When we first launched Independent Processor magazine (then called Independent Provisioner) several years ago, we wanted to get the magazine started off right. That meant putting a company on the cover that truly exemplified what our magazine was about.
Allen Brothers seemed a logical choice. It was a family-owned business, and it fit within our definition of a mid-sized meat processor. Most importantly, it was an innovative company that had developed a strong niche in the high-end steak market and had made several great strides in making its brand name synonymous with quality.
I will always be grateful to Bobby and Todd Hatoff for helping us get IP off the ground. I’ve kept up with everything that Allen Brothers has been doing since that magazine article five years ago, and Bobby was a fixture at many of the industry events I attended. Every time I met him, he’d greet me with a warm handshake, ask how things were going, and compliment me on whatever it was that I’d written lately.
Bobby’s death this weekend was a tremendous loss for the industry, and a personal blow as well. It’s hard to imagine future conferences without his calm demeanor. He was in his element there, as an industry leader dedicated to improving the business of not just his own meat company, but every meat company. Bobby was a very soft-spoken man — to the point that you’d have to lean in to hear him. But when Bobby spoke, the rest of the room immediately quieted down to listen to what he had to say. He gave out his wisdom freely and without hesitation, and it would be almost impossible to count the number of people and companies who benefited from it.

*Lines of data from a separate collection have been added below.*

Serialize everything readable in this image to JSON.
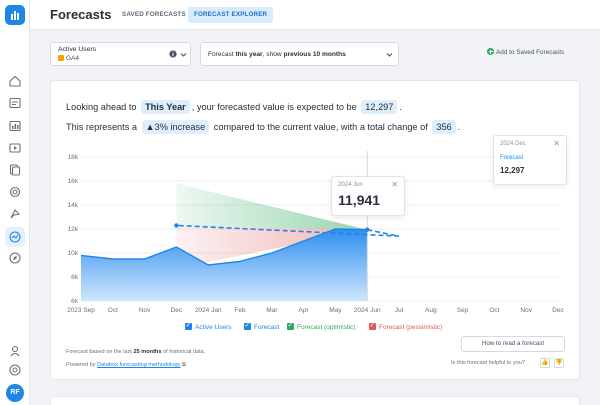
{
  "header": {
    "title": "Forecasts",
    "tabs": [
      {
        "label": "SAVED FORECASTS",
        "active": false
      },
      {
        "label": "FORECAST EXPLORER",
        "active": true
      }
    ]
  },
  "sidebar": {
    "avatar_initials": "RF",
    "items": [
      "home-icon",
      "dashboard-icon",
      "reports-icon",
      "video-icon",
      "datasets-icon",
      "goals-icon",
      "alerts-icon",
      "forecasts-icon",
      "explore-icon"
    ],
    "bottom": [
      "integrations-icon",
      "help-icon"
    ]
  },
  "toolbar": {
    "metric": {
      "name": "Active Users",
      "source": "GA4"
    },
    "range": {
      "prefix": "Forecast ",
      "period": "this year",
      "middle": ", show ",
      "history": "previous 10 months"
    },
    "add_saved": "Add to Saved Forecasts"
  },
  "summary": {
    "l1_pre": "Looking ahead to",
    "period": "This Year",
    "l1_mid": ", your forecasted value is expected to be",
    "forecast_value": "12,297",
    "l2_pre": "This represents a",
    "change_pct": "▲3% increase",
    "l2_mid": "compared to the current value, with a total change of",
    "change_abs": "356"
  },
  "tooltips": {
    "historical": {
      "date": "2024 Jun",
      "value": "11,941"
    },
    "forecast": {
      "date": "2024 Dec",
      "label": "Forecast",
      "value": "12,297"
    }
  },
  "legend": [
    {
      "label": "Active Users"
    },
    {
      "label": "Forecast"
    },
    {
      "label": "Forecast (optimistic)"
    },
    {
      "label": "Forecast (pessimistic)"
    }
  ],
  "footer": {
    "note_pre": "Forecast based on the last",
    "note_bold": "25 months",
    "note_post": "of historical data.",
    "powered_pre": "Powered by",
    "powered_link": "Databox forecasting methodology",
    "how_button": "How to read a forecast",
    "helpful": "Is this forecast helpful to you?"
  },
  "colors": {
    "accent": "#1f86e8",
    "optimistic": "#2daa5e",
    "pessimistic": "#e05757"
  },
  "chart_data": {
    "type": "area",
    "y_ticks": [
      "6k",
      "8k",
      "10k",
      "12k",
      "14k",
      "16k",
      "18k"
    ],
    "ylim": [
      6000,
      18000
    ],
    "x_ticks": [
      "2023 Sep",
      "Oct",
      "Nov",
      "Dec",
      "2024 Jan",
      "Feb",
      "Mar",
      "Apr",
      "May",
      "2024 Jun",
      "Jul",
      "Aug",
      "Sep",
      "Oct",
      "Nov",
      "Dec"
    ],
    "series": [
      {
        "name": "Active Users",
        "x": [
          "2023 Sep",
          "Oct",
          "Nov",
          "Dec",
          "2024 Jan",
          "Feb",
          "Mar",
          "Apr",
          "May",
          "2024 Jun"
        ],
        "values": [
          9800,
          9500,
          9500,
          10500,
          9000,
          9300,
          10000,
          11000,
          12000,
          11941
        ]
      },
      {
        "name": "Forecast",
        "x": [
          "2024 Jun",
          "Jul",
          "Dec"
        ],
        "values": [
          11941,
          11400,
          12297
        ]
      },
      {
        "name": "Forecast (optimistic)",
        "x": [
          "2024 Jun",
          "Dec"
        ],
        "values": [
          11941,
          15800
        ]
      },
      {
        "name": "Forecast (pessimistic)",
        "x": [
          "2024 Jun",
          "Dec"
        ],
        "values": [
          11941,
          8700
        ]
      }
    ]
  }
}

Bobby made the industry better with his generosity. He was always there for any fellow processor to answer a question, to offer advice for a problem or to provide the name of a potential business partner. In one of his last acts for the industry, he helped spearhead the merger of NAMP and NMA into the North American Meat Association, which will bring numerous long-term benefits to its members.
Later this month, Bobby is to be one of the inductees of the Meat Industry Hall of Fame. It will be a celebration of his life and everything he meant to the meat industry.
I just wish — as I’m sure many of you do as well — that he could have attended the induction ceremony; it would have been gratifying to see this humble man be honored in front of his friends and colleagues.